I have to find the number of isomorphisms from the group $( \mathbb{Z}_3, + )$ to itself.
I don't know of any procedure to do this so I basically just tried to guess functions until I cannot find anything else. I found that the functions:
$$f(x) = x$$
$$f(x) = \hat{2}x$$
are both bijective and they hold the equality:
$$f(x + y) = f(x) + f(y)$$
true for any $x, y \in \mathbb{Z}_3$. So I concluded that these are all the isomorphism from the group $(\mathbb{Z}_3, +)$ to itself, since I couldn't find any more functions to be bijective and satisfy that condition.
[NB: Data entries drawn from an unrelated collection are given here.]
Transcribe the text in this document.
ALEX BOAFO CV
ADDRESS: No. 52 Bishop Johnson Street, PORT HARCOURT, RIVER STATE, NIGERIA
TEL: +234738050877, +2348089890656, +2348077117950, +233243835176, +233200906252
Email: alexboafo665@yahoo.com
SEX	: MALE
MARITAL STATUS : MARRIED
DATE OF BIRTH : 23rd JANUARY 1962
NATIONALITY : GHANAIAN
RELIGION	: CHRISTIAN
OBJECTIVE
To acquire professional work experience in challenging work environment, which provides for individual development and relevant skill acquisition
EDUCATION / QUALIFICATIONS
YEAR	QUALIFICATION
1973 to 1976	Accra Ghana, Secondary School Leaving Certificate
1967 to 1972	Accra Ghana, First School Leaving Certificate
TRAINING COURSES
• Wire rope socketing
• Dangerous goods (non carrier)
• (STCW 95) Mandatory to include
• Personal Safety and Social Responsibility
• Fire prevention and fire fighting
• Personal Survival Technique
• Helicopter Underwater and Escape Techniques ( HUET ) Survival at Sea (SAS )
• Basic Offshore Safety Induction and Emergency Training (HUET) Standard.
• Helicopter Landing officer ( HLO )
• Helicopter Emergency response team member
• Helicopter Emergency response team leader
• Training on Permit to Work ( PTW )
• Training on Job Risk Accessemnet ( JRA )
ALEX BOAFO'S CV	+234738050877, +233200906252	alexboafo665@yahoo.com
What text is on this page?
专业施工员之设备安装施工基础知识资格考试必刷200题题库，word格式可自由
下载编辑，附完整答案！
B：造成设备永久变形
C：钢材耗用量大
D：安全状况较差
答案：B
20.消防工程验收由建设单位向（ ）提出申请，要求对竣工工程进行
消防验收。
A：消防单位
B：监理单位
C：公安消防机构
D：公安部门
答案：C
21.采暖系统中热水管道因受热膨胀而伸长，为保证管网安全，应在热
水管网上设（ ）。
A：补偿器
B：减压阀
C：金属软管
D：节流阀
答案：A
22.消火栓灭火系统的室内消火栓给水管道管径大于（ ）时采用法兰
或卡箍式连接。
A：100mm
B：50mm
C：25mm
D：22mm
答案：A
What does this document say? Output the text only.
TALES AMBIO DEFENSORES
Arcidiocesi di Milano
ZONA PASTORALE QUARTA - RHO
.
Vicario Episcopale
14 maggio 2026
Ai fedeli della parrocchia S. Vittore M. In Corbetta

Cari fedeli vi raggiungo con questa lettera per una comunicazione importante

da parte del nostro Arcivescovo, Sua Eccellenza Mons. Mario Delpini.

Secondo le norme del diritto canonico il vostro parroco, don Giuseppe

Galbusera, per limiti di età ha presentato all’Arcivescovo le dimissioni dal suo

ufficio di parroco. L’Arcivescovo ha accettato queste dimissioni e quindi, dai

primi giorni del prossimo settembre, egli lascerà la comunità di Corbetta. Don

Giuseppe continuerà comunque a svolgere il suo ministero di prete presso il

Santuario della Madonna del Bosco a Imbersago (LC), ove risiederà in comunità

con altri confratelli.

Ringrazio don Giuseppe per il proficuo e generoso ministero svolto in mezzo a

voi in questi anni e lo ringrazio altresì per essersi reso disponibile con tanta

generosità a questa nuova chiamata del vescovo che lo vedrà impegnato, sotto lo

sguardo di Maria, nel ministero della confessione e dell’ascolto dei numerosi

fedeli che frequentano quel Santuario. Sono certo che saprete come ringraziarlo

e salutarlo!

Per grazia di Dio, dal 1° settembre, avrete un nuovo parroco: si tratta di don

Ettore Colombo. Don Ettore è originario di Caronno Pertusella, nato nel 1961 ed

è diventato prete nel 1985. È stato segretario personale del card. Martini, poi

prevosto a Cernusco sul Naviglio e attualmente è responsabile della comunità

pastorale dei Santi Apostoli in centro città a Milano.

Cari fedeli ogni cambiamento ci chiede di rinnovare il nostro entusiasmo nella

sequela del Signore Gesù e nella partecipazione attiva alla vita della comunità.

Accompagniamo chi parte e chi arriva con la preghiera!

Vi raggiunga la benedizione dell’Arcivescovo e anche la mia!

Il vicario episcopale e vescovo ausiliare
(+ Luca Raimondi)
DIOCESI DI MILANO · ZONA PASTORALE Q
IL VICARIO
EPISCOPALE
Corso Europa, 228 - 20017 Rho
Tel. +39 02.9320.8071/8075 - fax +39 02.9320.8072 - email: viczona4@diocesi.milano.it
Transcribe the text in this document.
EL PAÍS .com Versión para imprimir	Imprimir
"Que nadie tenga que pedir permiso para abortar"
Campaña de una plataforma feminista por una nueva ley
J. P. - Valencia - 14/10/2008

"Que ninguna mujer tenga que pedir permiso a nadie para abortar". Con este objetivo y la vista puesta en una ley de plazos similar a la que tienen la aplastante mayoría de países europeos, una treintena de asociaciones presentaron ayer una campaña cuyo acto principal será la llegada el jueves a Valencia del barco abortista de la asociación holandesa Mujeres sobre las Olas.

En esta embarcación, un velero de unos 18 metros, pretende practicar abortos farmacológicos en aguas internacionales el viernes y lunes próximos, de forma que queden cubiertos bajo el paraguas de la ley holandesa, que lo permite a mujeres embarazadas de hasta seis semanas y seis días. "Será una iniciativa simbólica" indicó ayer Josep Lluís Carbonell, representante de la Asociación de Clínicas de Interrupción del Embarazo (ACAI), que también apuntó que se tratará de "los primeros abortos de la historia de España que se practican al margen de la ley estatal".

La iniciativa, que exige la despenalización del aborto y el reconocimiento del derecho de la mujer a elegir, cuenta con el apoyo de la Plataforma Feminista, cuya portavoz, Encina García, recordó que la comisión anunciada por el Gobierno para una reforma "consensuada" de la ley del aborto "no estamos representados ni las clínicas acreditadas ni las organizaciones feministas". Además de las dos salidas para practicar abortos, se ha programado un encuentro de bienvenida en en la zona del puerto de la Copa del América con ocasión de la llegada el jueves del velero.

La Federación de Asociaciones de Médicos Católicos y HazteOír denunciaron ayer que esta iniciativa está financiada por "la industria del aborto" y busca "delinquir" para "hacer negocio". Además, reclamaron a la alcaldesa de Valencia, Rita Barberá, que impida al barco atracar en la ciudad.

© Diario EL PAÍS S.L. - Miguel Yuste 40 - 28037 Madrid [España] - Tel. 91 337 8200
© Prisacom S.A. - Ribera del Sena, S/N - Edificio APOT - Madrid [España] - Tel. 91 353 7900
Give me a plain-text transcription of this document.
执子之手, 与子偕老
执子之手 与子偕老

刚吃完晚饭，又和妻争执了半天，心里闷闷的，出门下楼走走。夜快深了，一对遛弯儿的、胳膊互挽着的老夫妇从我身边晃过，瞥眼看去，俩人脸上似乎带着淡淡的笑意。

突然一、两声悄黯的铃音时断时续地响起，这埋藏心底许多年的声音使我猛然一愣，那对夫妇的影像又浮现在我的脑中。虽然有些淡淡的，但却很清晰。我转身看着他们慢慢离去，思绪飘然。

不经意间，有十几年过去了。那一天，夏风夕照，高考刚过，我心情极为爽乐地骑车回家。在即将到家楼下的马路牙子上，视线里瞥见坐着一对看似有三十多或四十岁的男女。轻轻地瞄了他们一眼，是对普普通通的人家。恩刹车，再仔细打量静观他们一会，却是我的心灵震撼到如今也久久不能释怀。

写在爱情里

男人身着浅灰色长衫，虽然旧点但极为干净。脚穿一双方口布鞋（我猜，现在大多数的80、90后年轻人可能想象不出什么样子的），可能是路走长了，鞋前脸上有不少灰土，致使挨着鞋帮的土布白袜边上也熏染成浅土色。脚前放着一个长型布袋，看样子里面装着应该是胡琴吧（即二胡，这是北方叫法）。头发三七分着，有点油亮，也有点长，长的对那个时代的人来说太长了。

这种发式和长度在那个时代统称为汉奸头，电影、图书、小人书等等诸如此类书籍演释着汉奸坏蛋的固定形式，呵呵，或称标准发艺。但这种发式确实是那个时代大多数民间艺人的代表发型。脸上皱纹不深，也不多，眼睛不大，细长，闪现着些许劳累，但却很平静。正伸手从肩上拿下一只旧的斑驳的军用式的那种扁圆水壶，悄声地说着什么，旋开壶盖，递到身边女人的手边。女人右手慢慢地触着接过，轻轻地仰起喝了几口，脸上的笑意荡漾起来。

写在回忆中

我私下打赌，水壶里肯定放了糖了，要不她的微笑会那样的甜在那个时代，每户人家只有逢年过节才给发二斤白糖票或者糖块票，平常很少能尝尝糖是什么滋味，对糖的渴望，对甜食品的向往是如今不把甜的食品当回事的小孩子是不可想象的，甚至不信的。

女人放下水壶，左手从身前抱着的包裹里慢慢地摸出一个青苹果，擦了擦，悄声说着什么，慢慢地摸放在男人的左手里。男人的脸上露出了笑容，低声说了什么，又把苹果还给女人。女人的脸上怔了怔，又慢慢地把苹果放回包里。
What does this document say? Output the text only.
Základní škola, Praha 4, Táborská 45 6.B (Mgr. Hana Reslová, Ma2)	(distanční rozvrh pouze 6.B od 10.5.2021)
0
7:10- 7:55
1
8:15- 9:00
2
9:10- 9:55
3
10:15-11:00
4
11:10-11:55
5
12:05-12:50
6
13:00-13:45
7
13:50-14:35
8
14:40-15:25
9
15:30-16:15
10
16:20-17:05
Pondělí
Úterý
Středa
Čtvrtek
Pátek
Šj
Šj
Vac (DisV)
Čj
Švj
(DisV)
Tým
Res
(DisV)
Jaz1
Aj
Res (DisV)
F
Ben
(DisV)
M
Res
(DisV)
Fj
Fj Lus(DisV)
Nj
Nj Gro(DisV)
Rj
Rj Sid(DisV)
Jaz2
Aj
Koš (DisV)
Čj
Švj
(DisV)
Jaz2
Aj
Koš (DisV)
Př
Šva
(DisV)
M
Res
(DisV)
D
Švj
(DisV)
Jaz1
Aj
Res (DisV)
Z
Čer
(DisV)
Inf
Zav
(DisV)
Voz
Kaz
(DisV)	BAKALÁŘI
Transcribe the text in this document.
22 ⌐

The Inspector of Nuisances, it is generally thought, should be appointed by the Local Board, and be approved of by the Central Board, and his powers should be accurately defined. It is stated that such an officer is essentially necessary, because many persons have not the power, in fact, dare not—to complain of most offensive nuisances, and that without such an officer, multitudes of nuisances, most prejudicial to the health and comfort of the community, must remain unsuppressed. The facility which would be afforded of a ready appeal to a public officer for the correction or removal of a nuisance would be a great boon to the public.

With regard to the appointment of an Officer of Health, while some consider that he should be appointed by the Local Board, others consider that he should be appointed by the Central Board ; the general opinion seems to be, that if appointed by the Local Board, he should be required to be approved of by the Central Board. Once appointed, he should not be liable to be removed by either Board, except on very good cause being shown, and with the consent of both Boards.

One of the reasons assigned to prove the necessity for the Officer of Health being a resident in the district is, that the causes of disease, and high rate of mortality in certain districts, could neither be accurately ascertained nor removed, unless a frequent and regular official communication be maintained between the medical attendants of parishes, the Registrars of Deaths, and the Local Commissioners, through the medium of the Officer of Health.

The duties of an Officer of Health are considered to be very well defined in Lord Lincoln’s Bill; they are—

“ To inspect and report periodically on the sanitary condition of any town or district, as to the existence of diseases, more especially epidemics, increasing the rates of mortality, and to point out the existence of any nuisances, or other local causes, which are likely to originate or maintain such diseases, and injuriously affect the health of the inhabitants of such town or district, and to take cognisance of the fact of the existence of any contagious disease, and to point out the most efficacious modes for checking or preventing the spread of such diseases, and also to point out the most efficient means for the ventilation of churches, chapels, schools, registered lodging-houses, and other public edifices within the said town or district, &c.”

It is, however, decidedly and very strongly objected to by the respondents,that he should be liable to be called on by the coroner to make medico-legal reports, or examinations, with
I checked the answer of the exercise and it agrees with me, saying that the correct answer is $2$ (meaning $2$ isomorphisms, I guess the ones I found).
My question is this: Is there a more organized, general way of finding the answer to this question.
Guessing all the possible function seems a bit weird, there are infinite possibilities.
How do I know that I found the maximum number of isomorphisms and that I can stop? Is there a better strategy than guessing the functions and coming up with the answer?
Best Answer
There aren't an infinite number, for it to be a bijection, you have $3$ choices for $f(0)$, $2$ choices for $f(1)$, and then $f(2)$ is determined.
That is, your choices are
$f(0), f(1), f(2) = 0,1,2$
$f(0), f(1), f(2) = 0,2,1$
$f(0), f(1), f(2) = 1,0,2$
$f(0), f(1), f(2) = 1,2,0$
$f(0), f(1), f(2) = 2,0,1$
$f(0), f(1), f(2) = 2,1,0$
and then not all of these will respect the group operation, e.g. for $f(0), f(1), f(2) = 2,1,0$, you have $f(0 + 1) = f(1) = 2$, but $f(0) + f(1) = 2 + 1 = 0$.
This is still a little brute force, but by observing, e.g. that $f(0) = 0$ is true for any group isomorphism, you narrow things down even more.